Arterial blood gases should be checked frequently to monitor the patient’s gas exchange and his/her response to oxygen therapy. In patients with ARDS, PaO2 should be kept at or above 60 mmHg.
The goal of oxygen therapy is to correct hypoxemia and achieve a PaO2 of 60 mmHg or higher. Patients should be treated with the lowest concentration of oxygen possible to stay within the desired parameters.
Administration of oxygen with an FiO2 greater than 60 percent for 2 days or more increases a patient’s risk of developing oxygen toxicity. Signs and symptoms of oxygen toxicity include change in vision, ringing in the ears, nausea, twitching, and irritability.
Patients with ARDS need to be mechanically ventilated in order to maintain adequate levels of oxygenation. Long-term ventilation increases a patient’s risk of developing pneumonia. Frequent mouth care and rigid infection control measures should be implemented to decrease the risk of this complication.
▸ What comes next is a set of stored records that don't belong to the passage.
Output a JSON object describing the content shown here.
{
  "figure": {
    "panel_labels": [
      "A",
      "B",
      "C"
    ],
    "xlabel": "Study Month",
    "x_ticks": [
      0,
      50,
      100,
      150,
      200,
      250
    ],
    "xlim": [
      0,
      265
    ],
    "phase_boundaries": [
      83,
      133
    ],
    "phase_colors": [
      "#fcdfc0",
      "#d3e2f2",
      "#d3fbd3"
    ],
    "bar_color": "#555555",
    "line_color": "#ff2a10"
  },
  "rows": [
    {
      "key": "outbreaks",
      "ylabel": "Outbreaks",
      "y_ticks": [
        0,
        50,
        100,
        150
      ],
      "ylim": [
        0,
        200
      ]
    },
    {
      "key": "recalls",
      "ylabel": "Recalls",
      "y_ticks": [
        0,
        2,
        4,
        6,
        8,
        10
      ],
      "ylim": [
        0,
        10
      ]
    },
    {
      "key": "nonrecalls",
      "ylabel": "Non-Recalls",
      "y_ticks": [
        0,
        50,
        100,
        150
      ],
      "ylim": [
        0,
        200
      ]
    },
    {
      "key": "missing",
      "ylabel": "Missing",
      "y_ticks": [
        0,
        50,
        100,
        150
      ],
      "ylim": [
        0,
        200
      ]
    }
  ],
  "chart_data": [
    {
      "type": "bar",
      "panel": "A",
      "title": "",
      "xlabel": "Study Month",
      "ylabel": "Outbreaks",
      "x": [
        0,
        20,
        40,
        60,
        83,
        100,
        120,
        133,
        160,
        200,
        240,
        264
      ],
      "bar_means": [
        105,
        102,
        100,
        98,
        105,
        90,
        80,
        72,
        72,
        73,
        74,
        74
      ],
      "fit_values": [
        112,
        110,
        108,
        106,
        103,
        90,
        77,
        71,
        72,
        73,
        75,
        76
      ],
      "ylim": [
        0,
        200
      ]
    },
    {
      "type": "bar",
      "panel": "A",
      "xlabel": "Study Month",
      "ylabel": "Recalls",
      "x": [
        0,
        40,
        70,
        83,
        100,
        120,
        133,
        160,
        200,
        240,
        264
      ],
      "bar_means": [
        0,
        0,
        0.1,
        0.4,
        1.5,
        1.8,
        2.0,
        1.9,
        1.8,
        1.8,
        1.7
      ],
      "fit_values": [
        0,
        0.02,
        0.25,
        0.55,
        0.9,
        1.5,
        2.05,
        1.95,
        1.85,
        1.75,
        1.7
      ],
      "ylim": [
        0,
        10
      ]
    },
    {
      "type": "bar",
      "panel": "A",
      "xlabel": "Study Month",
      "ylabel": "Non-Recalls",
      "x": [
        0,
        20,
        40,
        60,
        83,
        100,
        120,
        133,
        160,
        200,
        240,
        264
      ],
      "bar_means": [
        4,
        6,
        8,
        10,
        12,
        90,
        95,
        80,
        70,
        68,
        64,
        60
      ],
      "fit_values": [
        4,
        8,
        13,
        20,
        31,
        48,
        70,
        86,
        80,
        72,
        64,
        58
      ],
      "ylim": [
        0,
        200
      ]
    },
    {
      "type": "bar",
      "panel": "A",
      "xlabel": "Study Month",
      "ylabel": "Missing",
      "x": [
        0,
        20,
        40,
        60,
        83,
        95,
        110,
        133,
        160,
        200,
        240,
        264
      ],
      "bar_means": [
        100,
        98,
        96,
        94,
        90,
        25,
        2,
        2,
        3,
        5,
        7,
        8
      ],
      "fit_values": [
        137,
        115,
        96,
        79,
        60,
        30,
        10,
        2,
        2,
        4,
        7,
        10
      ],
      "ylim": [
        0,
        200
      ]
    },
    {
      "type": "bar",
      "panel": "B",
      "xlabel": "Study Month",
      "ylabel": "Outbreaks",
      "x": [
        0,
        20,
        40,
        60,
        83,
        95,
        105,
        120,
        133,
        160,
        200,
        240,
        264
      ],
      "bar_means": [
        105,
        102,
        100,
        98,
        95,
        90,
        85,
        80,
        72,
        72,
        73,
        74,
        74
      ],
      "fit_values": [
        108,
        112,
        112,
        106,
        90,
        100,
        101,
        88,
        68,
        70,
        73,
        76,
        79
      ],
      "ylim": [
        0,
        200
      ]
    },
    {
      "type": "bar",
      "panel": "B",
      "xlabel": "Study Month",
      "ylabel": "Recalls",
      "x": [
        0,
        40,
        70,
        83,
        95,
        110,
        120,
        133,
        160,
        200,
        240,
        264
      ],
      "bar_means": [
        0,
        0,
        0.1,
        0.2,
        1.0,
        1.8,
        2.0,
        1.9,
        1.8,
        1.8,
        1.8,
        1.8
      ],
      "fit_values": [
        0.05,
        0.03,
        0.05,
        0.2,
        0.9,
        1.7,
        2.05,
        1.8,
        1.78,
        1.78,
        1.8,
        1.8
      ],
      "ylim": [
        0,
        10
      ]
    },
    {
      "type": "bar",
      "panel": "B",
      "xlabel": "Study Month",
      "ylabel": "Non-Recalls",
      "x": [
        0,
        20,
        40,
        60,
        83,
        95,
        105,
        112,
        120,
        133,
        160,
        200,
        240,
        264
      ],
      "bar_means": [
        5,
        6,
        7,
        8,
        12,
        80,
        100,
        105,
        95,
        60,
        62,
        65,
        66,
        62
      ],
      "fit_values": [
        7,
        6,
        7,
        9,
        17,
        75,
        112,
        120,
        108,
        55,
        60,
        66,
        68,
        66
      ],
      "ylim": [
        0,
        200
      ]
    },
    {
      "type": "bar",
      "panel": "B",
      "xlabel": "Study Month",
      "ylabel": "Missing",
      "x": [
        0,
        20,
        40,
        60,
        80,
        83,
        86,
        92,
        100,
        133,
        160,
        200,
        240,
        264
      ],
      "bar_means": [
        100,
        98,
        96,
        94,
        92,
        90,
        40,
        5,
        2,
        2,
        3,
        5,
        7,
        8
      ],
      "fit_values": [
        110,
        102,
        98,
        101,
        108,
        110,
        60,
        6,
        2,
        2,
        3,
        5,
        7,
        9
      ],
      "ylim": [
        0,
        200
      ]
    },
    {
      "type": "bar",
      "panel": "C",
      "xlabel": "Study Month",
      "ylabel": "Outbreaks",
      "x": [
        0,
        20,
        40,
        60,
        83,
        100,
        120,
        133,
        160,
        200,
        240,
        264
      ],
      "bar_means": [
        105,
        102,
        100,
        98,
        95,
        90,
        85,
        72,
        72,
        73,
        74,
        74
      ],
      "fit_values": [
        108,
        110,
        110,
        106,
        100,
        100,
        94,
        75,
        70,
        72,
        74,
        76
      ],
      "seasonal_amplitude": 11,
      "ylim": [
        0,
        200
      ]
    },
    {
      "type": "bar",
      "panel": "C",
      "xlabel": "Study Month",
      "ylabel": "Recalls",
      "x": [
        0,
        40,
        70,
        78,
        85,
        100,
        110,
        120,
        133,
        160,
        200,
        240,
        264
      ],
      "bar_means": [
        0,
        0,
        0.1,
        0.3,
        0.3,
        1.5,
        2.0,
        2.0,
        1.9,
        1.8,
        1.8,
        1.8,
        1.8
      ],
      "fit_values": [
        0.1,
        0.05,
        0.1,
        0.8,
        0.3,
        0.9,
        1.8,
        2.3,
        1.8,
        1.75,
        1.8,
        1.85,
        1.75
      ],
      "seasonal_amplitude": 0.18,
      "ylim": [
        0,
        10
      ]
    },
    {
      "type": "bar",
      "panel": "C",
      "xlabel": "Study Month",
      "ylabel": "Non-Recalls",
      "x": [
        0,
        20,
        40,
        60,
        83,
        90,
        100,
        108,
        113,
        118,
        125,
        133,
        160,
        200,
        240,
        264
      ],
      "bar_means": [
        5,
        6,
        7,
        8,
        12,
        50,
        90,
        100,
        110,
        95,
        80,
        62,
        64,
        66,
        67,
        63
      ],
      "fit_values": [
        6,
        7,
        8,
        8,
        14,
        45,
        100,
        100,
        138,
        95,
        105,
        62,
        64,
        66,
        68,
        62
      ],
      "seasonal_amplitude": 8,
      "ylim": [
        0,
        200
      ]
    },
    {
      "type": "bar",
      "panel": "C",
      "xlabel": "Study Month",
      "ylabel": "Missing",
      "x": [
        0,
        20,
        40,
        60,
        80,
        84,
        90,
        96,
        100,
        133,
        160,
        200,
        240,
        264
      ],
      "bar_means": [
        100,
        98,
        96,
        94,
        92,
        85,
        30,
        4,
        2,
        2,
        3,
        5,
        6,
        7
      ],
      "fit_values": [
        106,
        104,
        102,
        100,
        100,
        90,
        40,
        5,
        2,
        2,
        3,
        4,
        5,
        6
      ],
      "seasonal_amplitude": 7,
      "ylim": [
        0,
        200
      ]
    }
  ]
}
Positive end expiratory pressure (PEEP) is applied, using a ventilator, to prevent alveolar collapse upon expiration.
Due to decreased lung compliance and high peak airway pressures, barotrauma or trauma to the lung(s) is common in ventilated patients with ARDS. To reduce the risk of injuring the lung, smaller tidal volumes should be used with these patients.
Smaller tidal volumes are recommended when ventilating these patients. This intervention causes a rise in PaCO2. Permissive hypercapnia is allowed in this situation and is usually tolerated well.
The mortality rate for patients with ARDS is about 50 percent; however, prone positioning has shown to increase positive outcomes in some patients. When a patient is supine, fluid will pool in the dependent areas of the lungs, damaging alveoli, and interfering with gas exchange. Placing the patient in prone position will allow previously dependent areas of the lungs to continue to receive the greatest blood flow, and alveoli will be allowed to reopen, due to the shifting of fluid to the anterior surface of the lungs.